Que sait-on vraiment de la vie quotidienne en Allemagne entre 1935 et 1945, loin des grandes figures de l’Histoire ? Avec Columbusstraße, Tobi Dahmen relève un pari délicat : raconter, sans détour ni héroïsation, ce que fut la Seconde Guerre mondiale vécue par une famille « quelconque ». Et le résultat, fruit de dix ans de travail minutieux, forme une roman graphique monumental qui raconte l’ordinaire de la guerre.
Tout commence par une découverte : celle, par l’auteur, d’une correspondance familiale oubliée. Une plongée dans le passé qui devient peu à peu une véritable enquête, nourrie d’archives, de témoignages et de repérages. Dahmen reconstitue patiemment l’existence de ses aïeux à Düsseldorf, tiraillés entre fidélité familiale et survie sous un régime qui broie toute indépendance.
Dans ce pavé de plus de 500 pages, l’auteur déploie une narration serrée, presque clinique, mais toujours profondément humaine. Ici, pas de héros, pas de monstres caricaturaux : seulement des êtres ballotés par l’époque, parfois lâches, parfois dignes, souvent ambivalents. Le père qui collabore par obligation, les fils envoyés sur le front russe puis en Italie, la fille mobilisée pour l’effort de guerre… Tous tentent de tenir bon alors que leur monde s’effondre.
Graphiquement, Dahmen adopte une ligne claire subtile en tons de gris, délibérément sobre. Mais derrière cette apparente simplicité, chaque regard, chaque détail de décor vibre d’une émotion retenue, décuplée par la pudeur du trait. Le lecteur traverse l’album comme on traverserait une maison en ruines, les poches pleines de souvenirs et d’ombres.
Ajoutez à cela un impressionnant appareil documentaire en fin d’ouvrage – glossaire, sources, remerciements – et vous obtenez bien plus qu’une BD : un geste de mémoire. Un hommage discret mais bouleversant à ceux qui, au cœur du chaos, ont tenté de rester debout.

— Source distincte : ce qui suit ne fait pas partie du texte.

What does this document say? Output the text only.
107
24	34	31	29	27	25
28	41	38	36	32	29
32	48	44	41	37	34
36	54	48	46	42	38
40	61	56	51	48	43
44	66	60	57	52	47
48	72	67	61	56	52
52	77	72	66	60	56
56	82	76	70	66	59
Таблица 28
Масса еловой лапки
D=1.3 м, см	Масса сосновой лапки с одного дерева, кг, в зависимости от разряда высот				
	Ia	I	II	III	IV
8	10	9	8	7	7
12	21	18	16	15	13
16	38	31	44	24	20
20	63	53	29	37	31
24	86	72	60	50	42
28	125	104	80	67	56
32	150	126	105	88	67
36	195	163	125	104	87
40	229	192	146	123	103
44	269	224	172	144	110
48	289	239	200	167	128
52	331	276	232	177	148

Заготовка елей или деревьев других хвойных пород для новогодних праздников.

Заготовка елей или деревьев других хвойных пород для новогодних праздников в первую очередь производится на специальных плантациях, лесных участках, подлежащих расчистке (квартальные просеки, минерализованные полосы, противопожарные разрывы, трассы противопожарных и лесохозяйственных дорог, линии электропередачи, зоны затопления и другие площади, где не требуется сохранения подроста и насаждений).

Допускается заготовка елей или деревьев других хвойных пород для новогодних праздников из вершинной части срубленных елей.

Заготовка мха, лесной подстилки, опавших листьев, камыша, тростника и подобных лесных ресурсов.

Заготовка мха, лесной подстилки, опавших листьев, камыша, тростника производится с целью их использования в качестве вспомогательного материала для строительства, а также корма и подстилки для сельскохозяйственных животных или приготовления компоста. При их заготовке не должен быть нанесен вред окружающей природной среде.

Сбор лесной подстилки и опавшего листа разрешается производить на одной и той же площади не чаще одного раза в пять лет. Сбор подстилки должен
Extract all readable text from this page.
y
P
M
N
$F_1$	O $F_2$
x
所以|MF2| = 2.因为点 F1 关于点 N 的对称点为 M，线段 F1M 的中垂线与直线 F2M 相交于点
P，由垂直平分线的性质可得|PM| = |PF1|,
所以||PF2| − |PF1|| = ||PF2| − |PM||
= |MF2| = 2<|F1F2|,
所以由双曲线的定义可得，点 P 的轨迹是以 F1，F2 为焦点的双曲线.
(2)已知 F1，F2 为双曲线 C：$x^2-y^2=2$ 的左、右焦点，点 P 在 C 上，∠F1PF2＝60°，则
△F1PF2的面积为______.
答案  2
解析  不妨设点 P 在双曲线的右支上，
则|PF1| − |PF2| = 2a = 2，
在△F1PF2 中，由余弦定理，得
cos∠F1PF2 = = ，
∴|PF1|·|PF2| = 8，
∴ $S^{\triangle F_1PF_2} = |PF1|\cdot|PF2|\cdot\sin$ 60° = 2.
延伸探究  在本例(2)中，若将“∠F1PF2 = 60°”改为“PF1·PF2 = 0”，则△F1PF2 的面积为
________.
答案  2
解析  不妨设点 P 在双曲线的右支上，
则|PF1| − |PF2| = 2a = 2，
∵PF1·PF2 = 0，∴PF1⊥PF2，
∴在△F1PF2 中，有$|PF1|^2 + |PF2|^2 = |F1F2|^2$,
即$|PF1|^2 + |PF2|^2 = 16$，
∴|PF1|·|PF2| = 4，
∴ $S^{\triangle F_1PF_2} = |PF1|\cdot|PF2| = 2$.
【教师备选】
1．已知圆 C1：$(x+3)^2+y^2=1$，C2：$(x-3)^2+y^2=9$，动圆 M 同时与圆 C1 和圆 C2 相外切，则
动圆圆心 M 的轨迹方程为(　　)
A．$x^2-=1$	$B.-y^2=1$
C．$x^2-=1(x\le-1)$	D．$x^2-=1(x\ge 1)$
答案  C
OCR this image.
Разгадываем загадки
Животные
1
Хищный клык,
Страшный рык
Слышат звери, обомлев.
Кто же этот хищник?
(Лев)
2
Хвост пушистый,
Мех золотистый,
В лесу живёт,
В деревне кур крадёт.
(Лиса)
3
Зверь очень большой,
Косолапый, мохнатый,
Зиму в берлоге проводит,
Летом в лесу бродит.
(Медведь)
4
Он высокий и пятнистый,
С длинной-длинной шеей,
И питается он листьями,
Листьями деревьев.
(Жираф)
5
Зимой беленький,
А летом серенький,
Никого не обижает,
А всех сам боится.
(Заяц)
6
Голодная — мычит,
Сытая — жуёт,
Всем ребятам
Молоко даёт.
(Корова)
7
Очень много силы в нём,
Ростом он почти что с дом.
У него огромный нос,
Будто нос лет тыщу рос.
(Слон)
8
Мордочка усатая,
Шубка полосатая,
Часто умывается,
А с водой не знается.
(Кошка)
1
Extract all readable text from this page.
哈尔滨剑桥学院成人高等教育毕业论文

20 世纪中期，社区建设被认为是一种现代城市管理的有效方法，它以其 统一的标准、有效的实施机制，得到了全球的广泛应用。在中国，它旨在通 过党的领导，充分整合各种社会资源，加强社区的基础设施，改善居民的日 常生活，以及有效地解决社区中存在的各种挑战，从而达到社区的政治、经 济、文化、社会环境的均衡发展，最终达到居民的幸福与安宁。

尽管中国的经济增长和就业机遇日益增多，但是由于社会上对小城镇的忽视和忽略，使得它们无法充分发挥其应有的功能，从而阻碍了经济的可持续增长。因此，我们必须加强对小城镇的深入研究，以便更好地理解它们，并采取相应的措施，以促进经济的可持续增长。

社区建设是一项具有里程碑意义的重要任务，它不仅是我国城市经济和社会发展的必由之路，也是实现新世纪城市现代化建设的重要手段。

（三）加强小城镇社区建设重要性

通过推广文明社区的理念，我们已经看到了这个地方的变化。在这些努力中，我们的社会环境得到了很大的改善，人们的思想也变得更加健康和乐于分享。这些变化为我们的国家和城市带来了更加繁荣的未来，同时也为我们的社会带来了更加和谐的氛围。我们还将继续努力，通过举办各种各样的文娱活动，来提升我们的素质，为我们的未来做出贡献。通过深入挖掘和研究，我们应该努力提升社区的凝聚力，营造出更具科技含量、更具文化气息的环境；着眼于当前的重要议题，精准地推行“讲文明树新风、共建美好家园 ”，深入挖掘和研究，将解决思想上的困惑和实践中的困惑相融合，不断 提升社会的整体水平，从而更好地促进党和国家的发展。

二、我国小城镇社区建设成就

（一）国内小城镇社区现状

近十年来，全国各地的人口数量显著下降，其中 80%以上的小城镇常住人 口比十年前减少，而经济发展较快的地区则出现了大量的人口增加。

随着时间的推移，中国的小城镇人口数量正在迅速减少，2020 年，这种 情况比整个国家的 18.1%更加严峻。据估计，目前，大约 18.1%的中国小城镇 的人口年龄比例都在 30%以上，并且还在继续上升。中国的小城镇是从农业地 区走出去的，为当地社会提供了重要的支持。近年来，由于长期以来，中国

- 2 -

À l’image de Maus d’Art Spiegelman ou de L’Ascension du Haut Mal de David B., Columbusstraße s’inscrit dans la tradition des grandes bandes dessinées autobiographiques et historiques. Sans chercher à ériger sa famille en héros ou en martyrs, Tobi Dahmen propose une plongée bouleversante dans une époque où l’individu était broyé par l’Histoire. Un album long, dense, exigeant – et nécessaire pour qui veut comprendre ce que fut la guerre vécue de l’intérieur par des Allemands ordinaires.
- Titre : Columbusstraße
- Auteur : Tobi Dahmen
- Éditeur : Robinson (Hachette)
- Date de parution : 23 avril 2025
- Format : One-shot, 525 pages
- Public : Ados – Adultes
- Tarif : 30 euros
- Note : ★★★★☆ (4/5)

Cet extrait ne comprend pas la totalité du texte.